Where the chancre is situated under the prepuce, and the latter covering is so inflamed and swollen as to prevent its being drawn back to exhibit the sore, the discharge should be carefully washed out by any of the lotions already recommended, by means of a syringe, several times in the twenty-four hours. Much good is often done by varying the local remedies, occasionally flouring or filling up the ulcer with calomel, tutty powder, blue ointment, or in fact any substance which alters the morbid action of the part; but, as a general rule, the lotions of soda, lime, zinc, or oxymuriate of mercury, will be found sufficient, if persevered in.

Treatment of Bubo.—Bubo I have already stated to be an inflamed and enlarged condition of the inguinal (as its name implies, signifying the groin), or, in fact, any other gland, occasioned by the passage of the venereal poison from the adjacent ulcer through it, preparatory to its contaminating the constitution. But it is as well to know that the system may become affected, or, in other words, the poison may pass through the glands without involving them in the disease, or that the poison may there stop, and be expelled as the bubo is cured. It is also observed, that buboes are more frequently consequent upon an ulcer seated on the prepuce than on the glans. Buboes are not always, however, a sure criterion of the venereal disease, for they will occur wherever irritation is superficial and adjacent. Leeches applied to the temples will affect the cervical glands, a graze or wound in the leg enlarge the inguinal, and a whitlow on the finger, or any inflammation of the hand or arm, will very often irritate the glands in the axilla. In gonorrhœa, the glands in the groin become swollen and painful, from sympathizing with the sensibility of the urethra; but these and the preceding may, in general, be distinguished from true venereal buboes by their disinclination to proceed to suppuration; whereas, in syphilis, that process runs through its several stages with remarkable celerity, unless timely prevented. Buboes in the groin are much more troublesome, and more likely to betray the disease, than chancres, because they constitute an augmentation to the patient’s suffering, seldom occurring, unless preceded by a chancre, and because they occasion a visible and necessary lameness. They also produce more general disturbance of the patient’s health.

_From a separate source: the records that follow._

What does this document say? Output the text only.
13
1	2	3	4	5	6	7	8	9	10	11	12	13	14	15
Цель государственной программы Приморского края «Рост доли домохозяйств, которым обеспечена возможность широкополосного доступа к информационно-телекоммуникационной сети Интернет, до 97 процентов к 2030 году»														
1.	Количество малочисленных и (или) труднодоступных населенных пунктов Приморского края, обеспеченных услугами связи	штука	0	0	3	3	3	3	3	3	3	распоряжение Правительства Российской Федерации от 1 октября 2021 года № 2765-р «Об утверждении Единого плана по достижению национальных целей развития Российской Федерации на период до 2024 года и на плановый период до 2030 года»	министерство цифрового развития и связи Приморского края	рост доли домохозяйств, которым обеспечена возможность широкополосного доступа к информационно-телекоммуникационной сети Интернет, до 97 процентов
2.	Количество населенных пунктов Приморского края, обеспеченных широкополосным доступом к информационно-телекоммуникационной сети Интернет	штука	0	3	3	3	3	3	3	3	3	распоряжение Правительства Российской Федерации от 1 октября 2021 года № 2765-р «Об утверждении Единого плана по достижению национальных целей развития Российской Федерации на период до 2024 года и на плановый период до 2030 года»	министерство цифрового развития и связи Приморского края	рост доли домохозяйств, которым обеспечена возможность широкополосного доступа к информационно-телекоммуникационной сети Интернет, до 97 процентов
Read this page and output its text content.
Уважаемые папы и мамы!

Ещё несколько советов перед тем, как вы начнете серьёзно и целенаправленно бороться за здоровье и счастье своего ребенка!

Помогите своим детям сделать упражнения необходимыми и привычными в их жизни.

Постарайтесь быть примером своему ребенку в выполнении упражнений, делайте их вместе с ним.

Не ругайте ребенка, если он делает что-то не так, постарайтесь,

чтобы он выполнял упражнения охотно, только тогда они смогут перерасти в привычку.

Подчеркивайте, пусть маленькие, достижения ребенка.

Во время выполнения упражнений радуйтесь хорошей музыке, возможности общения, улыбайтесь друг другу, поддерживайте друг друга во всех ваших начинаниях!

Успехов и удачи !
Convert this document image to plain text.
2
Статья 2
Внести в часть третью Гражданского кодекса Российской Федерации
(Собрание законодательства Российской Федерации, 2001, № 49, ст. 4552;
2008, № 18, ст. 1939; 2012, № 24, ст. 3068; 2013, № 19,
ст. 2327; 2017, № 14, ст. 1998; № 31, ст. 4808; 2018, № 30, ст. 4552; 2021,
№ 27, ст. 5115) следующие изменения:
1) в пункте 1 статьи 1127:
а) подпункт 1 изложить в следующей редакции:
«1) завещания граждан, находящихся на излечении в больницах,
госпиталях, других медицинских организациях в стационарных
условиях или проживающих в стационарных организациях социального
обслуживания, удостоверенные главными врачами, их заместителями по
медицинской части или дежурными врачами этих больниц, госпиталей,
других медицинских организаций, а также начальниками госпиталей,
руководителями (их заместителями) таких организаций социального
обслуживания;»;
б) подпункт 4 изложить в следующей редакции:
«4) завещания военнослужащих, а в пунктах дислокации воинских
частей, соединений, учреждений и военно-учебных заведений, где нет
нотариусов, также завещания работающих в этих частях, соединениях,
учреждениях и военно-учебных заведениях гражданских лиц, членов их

In the treatment of a bubo, venereal or not, the same principles recommended in the section devoted to the cure of chancre, should be followed in this instance—comprising attention to the general health, and a subdual of the prevailing symptoms.

In no form of syphilis is rest more essential than in bubo. The patient will be apt to plead the necessity of following his business, and the utter impossibility of staying at home; that is his affair, mine is only to protest against exercise, and urge the importance of rest, and even the recumbent posture, and I can assure him, that alone will strip the disease of three fourths of its terrors.

Certain local diseases produce more constitutional disturbance than others—among them may be classed buboes; it would, therefore, be as impolitic suddenly and violently to repel an inflammation of a gland or glands, without establishing some outlet for the increased action to vent itself, as it would be to check a flux or suppress an exanthematous eruption, like measles or scarlatina.